Wednesday, June 05, 2013

Stagflation as it really was

Good post by Paul Krugman on The Mythical 70s 05/19/2013. He gives a standard Keynesian definition of the "stagflation" phenomenon of the 1970s:

There was no deficit problem: government debt was low and stable or falling as a share of GDP during the 70s. Rising welfare rolls may have been a big political problem, but a runaway welfare state more broadly just wasn’t an issue — hey, these days right-wingers complaining about a nation of takers tend to use the low-dependency 70s as a baseline.

What we did have was a wage-price spiral: workers demanding large wage increases (those were the days when workers actually could make demands) because they expected lots of inflation, firms raising prices because of rising costs, all exacerbated by big oil shocks. It was mainly a case of self-fulfilling expectations, and the problem was to break the cycle.

So why did we need a terrible recession? Not to pay for our past sins, but simply as a way to cool the action. Someone — I’m pretty sure it was Martin Baily — described the inflation problem as being like what happens when everyone at a football game stands up to see the action better, and the result is that everyone is uncomfortable but nobody actually gets a better view. And the recession was, in effect, stopping the game until everyone was seated again.
He points out that the solution actually adopted - high interest rates imposed by Fed Chairman Paul Volcker which began under President Carter, who appointed him, and the deregulation and (domestic) austerity - didn't have completely admirable results, to put it mildly. "It worked on the inflation front, although some of the other myths about all that are just as false as the myths about the 1970s. No, America didn’t return to vigorous productivity growth — that didn’t happen until the mid-1990s."

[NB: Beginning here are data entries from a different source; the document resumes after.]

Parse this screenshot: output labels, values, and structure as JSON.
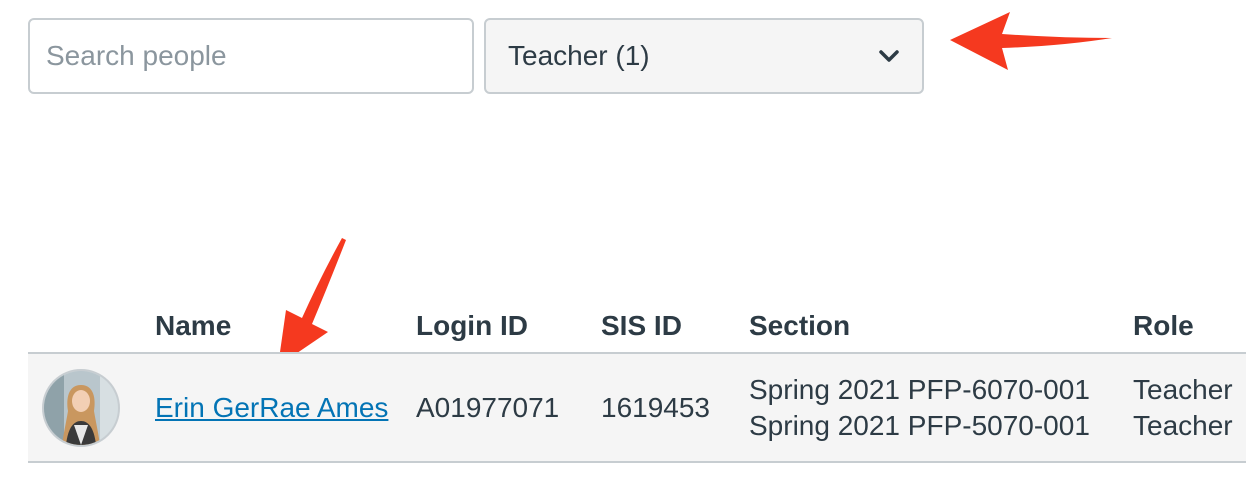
{
  "search": {
    "placeholder": "Search people"
  },
  "role_filter": {
    "selected": "Teacher (1)"
  },
  "table": {
    "headers": {
      "name": "Name",
      "login_id": "Login ID",
      "sis_id": "SIS ID",
      "section": "Section",
      "role": "Role"
    },
    "rows": [
      {
        "name": "Erin GerRae Ames",
        "login_id": "A01977071",
        "sis_id": "1619453",
        "sections": [
          "Spring 2021 PFP-6070-001",
          "Spring 2021 PFP-5070-001"
        ],
        "roles": [
          "Teacher",
          "Teacher"
        ]
      }
    ]
  },
  "colors": {
    "link": "#0374b5",
    "annotation_arrow": "#f5391f",
    "row_bg": "#f5f5f5",
    "border": "#c7cdd1"
  }
}
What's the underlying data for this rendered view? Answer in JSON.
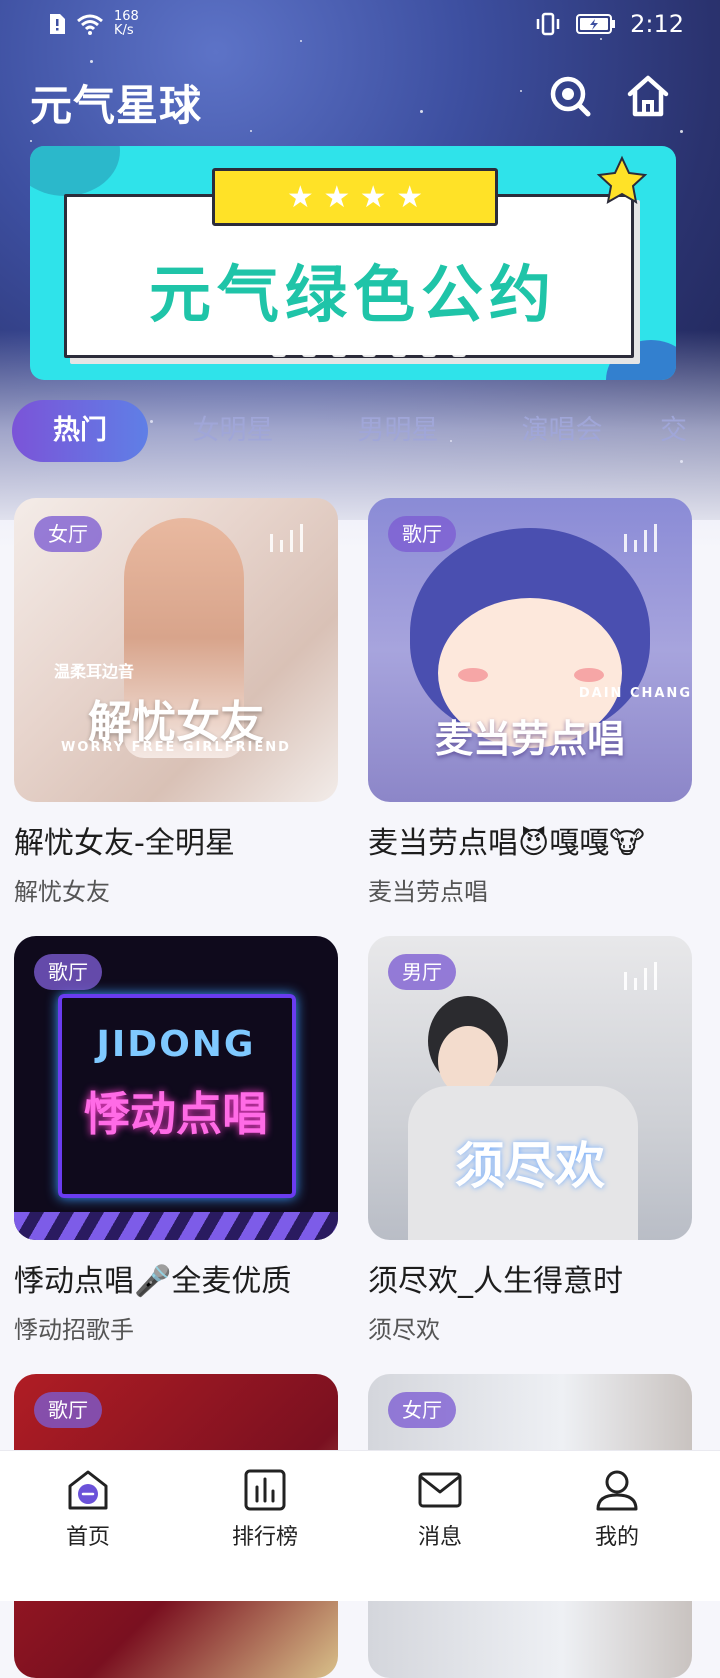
{
  "status_bar": {
    "speed": "168",
    "speed_unit": "K/s",
    "time": "2:12"
  },
  "header": {
    "title": "元气星球",
    "search_icon": "search-icon",
    "home_icon": "home-icon"
  },
  "banner": {
    "text": "元气绿色公约",
    "stars": "★ ★ ★ ★"
  },
  "tabs": [
    {
      "label": "热门",
      "active": true
    },
    {
      "label": "女明星"
    },
    {
      "label": "男明星"
    },
    {
      "label": "演唱会"
    },
    {
      "label": "交"
    }
  ],
  "rooms": [
    {
      "badge": "女厅",
      "title": "解忧女友-全明星",
      "subtitle": "解忧女友",
      "cover_text": "解忧女友",
      "cover_sub": "WORRY FREE GIRLFRIEND",
      "cover_top": "温柔耳边音"
    },
    {
      "badge": "歌厅",
      "title": "麦当劳点唱😈嘎嘎🐮",
      "subtitle": "麦当劳点唱",
      "cover_text": "麦当劳点唱",
      "cover_sub": "DAIN CHANG"
    },
    {
      "badge": "歌厅",
      "title": "悸动点唱🎤全麦优质",
      "subtitle": "悸动招歌手",
      "cover_text": "悸动点唱",
      "cover_sub": "JIDONG"
    },
    {
      "badge": "男厅",
      "title": "须尽欢_人生得意时",
      "subtitle": "须尽欢",
      "cover_text": "须尽欢"
    },
    {
      "badge": "歌厅"
    },
    {
      "badge": "女厅"
    }
  ],
  "bottom_nav": [
    {
      "label": "首页",
      "icon": "home-tab-icon",
      "active": true
    },
    {
      "label": "排行榜",
      "icon": "ranking-icon"
    },
    {
      "label": "消息",
      "icon": "message-icon"
    },
    {
      "label": "我的",
      "icon": "profile-icon"
    }
  ]
}
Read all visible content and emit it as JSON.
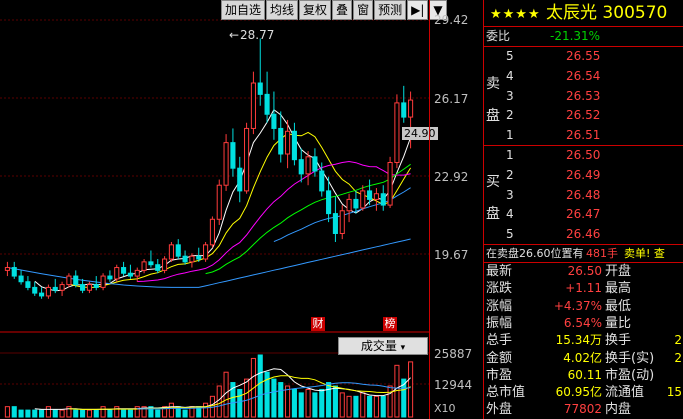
{
  "toolbar": {
    "buttons": [
      "加自选",
      "均线",
      "复权",
      "叠",
      "窗",
      "预测"
    ],
    "arrow_right": "▶|",
    "arrow_down": "▼"
  },
  "price_axis": [
    "29.42",
    "26.17",
    "22.92",
    "19.67"
  ],
  "volume_axis": [
    "25887",
    "12944",
    "X10"
  ],
  "annotations": {
    "high_price": "28.77",
    "current_tag": "24.90",
    "tag_cai": "财",
    "tag_bang": "榜"
  },
  "volume_selector": "成交量",
  "stock": {
    "stars": "★★★★",
    "name": "太辰光 300570"
  },
  "weibi": {
    "label": "委比",
    "value": "-21.31%"
  },
  "sell": {
    "label1": "卖",
    "label2": "盘",
    "levels": [
      {
        "n": "5",
        "price": "26.55"
      },
      {
        "n": "4",
        "price": "26.54"
      },
      {
        "n": "3",
        "price": "26.53"
      },
      {
        "n": "2",
        "price": "26.52"
      },
      {
        "n": "1",
        "price": "26.51"
      }
    ]
  },
  "buy": {
    "label1": "买",
    "label2": "盘",
    "levels": [
      {
        "n": "1",
        "price": "26.50"
      },
      {
        "n": "2",
        "price": "26.49"
      },
      {
        "n": "3",
        "price": "26.48"
      },
      {
        "n": "4",
        "price": "26.47"
      },
      {
        "n": "5",
        "price": "26.46"
      }
    ]
  },
  "notice": {
    "text": "在卖盘26.60位置有",
    "qty": "481手",
    "action": "卖单! 查"
  },
  "stats": [
    {
      "l1": "最新",
      "v1": "26.50",
      "l2": "开盘",
      "v2": ""
    },
    {
      "l1": "涨跌",
      "v1": "+1.11",
      "l2": "最高",
      "v2": ""
    },
    {
      "l1": "涨幅",
      "v1": "+4.37%",
      "l2": "最低",
      "v2": ""
    },
    {
      "l1": "振幅",
      "v1": "6.54%",
      "l2": "量比",
      "v2": ""
    },
    {
      "l1": "总手",
      "v1": "15.34万",
      "l2": "换手",
      "v2": "2"
    },
    {
      "l1": "金额",
      "v1": "4.02亿",
      "l2": "换手(实)",
      "v2": "2"
    },
    {
      "l1": "市盈",
      "v1": "60.11",
      "l2": "市盈(动)",
      "v2": ""
    },
    {
      "l1": "总市值",
      "v1": "60.95亿",
      "l2": "流通值",
      "v2": "15"
    },
    {
      "l1": "外盘",
      "v1": "77802",
      "l2": "内盘",
      "v2": ""
    }
  ],
  "chart_data": {
    "type": "candlestick",
    "ylim": [
      18.5,
      29.42
    ],
    "candles": [
      [
        20.6,
        20.9,
        20.4,
        20.7
      ],
      [
        20.7,
        20.9,
        20.3,
        20.4
      ],
      [
        20.4,
        20.6,
        20.1,
        20.2
      ],
      [
        20.2,
        20.4,
        19.9,
        20.0
      ],
      [
        20.0,
        20.2,
        19.7,
        19.8
      ],
      [
        19.8,
        20.0,
        19.6,
        19.7
      ],
      [
        19.7,
        20.1,
        19.6,
        20.0
      ],
      [
        20.0,
        20.3,
        19.8,
        19.9
      ],
      [
        19.9,
        20.2,
        19.7,
        20.1
      ],
      [
        20.1,
        20.5,
        20.0,
        20.4
      ],
      [
        20.4,
        20.6,
        20.0,
        20.1
      ],
      [
        20.1,
        20.3,
        19.8,
        19.9
      ],
      [
        19.9,
        20.2,
        19.8,
        20.1
      ],
      [
        20.1,
        20.4,
        19.9,
        20.0
      ],
      [
        20.0,
        20.5,
        19.9,
        20.4
      ],
      [
        20.4,
        20.6,
        20.2,
        20.3
      ],
      [
        20.3,
        20.8,
        20.2,
        20.7
      ],
      [
        20.7,
        20.9,
        20.4,
        20.5
      ],
      [
        20.5,
        20.8,
        20.3,
        20.4
      ],
      [
        20.4,
        20.7,
        20.2,
        20.6
      ],
      [
        20.6,
        21.0,
        20.5,
        20.9
      ],
      [
        20.9,
        21.3,
        20.7,
        20.8
      ],
      [
        20.8,
        21.0,
        20.5,
        20.6
      ],
      [
        20.6,
        21.1,
        20.5,
        21.0
      ],
      [
        21.0,
        21.6,
        20.9,
        21.5
      ],
      [
        21.5,
        21.7,
        21.0,
        21.1
      ],
      [
        21.1,
        21.3,
        20.8,
        20.9
      ],
      [
        20.9,
        21.2,
        20.7,
        21.1
      ],
      [
        21.1,
        21.4,
        20.9,
        21.0
      ],
      [
        21.0,
        21.6,
        20.9,
        21.5
      ],
      [
        21.5,
        22.5,
        21.4,
        22.4
      ],
      [
        22.4,
        23.8,
        22.2,
        23.6
      ],
      [
        23.6,
        25.4,
        23.4,
        25.1
      ],
      [
        25.1,
        25.6,
        23.9,
        24.2
      ],
      [
        24.2,
        24.6,
        23.0,
        23.4
      ],
      [
        23.4,
        25.8,
        23.3,
        25.6
      ],
      [
        25.6,
        27.6,
        25.4,
        27.2
      ],
      [
        27.2,
        28.77,
        26.4,
        26.8
      ],
      [
        26.8,
        27.6,
        25.8,
        26.1
      ],
      [
        26.1,
        26.9,
        25.2,
        25.6
      ],
      [
        25.6,
        26.2,
        24.4,
        24.7
      ],
      [
        24.7,
        25.9,
        24.2,
        25.5
      ],
      [
        25.5,
        25.8,
        24.3,
        24.5
      ],
      [
        24.5,
        24.9,
        23.7,
        24.0
      ],
      [
        24.0,
        24.8,
        23.6,
        24.6
      ],
      [
        24.6,
        24.9,
        23.9,
        24.1
      ],
      [
        24.1,
        24.4,
        23.2,
        23.4
      ],
      [
        23.4,
        23.9,
        22.3,
        22.6
      ],
      [
        22.6,
        23.2,
        21.6,
        21.9
      ],
      [
        21.9,
        22.9,
        21.7,
        22.7
      ],
      [
        22.7,
        23.3,
        22.3,
        23.1
      ],
      [
        23.1,
        23.4,
        22.6,
        22.8
      ],
      [
        22.8,
        23.6,
        22.7,
        23.4
      ],
      [
        23.4,
        23.8,
        22.9,
        23.1
      ],
      [
        23.1,
        23.5,
        22.7,
        23.3
      ],
      [
        23.3,
        23.6,
        22.7,
        22.9
      ],
      [
        22.9,
        24.6,
        22.8,
        24.4
      ],
      [
        24.4,
        26.8,
        24.2,
        26.5
      ],
      [
        26.5,
        27.1,
        25.8,
        26.0
      ],
      [
        26.0,
        26.9,
        24.9,
        26.6
      ]
    ],
    "volumes": [
      3,
      3,
      2,
      2,
      2,
      2,
      3,
      2,
      2,
      3,
      2,
      2,
      2,
      2,
      3,
      2,
      3,
      2,
      2,
      3,
      3,
      3,
      2,
      3,
      4,
      3,
      2,
      3,
      3,
      4,
      6,
      9,
      13,
      10,
      8,
      11,
      17,
      18,
      13,
      11,
      10,
      9,
      8,
      7,
      8,
      7,
      8,
      10,
      9,
      7,
      6,
      6,
      7,
      6,
      6,
      6,
      9,
      15,
      11,
      16
    ],
    "vmax": 25887
  }
}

Even Krugman is conventional enough to sidestep the Galbraithian option of wage and price controls as a tool to deal with the inflation of that time. Instead, he winds up giving a rather fatalistic picture of the options of the time:

Was there a better way? Ideally, we should have been able to get all the relevant parties in a room and say, look, this inflation has to stop; you workers, reduce your wage demands, you businesses, cancel your price increases, and for our part, we agree to stop printing money so the whole thing is over. That way, you’d get price stability without the recession. And in some small, cohesive countries that is more or less what happened. (Check out the Israeli stabilization of 1985).

But America wasn't like that, and the decision was made to do it the hard, brutal way. This was not a policy triumph! It was, in a way, a confession of despair.
People eagerly interpret the past in light of the present and often do so superficially. But it is important to try to remember what really happened.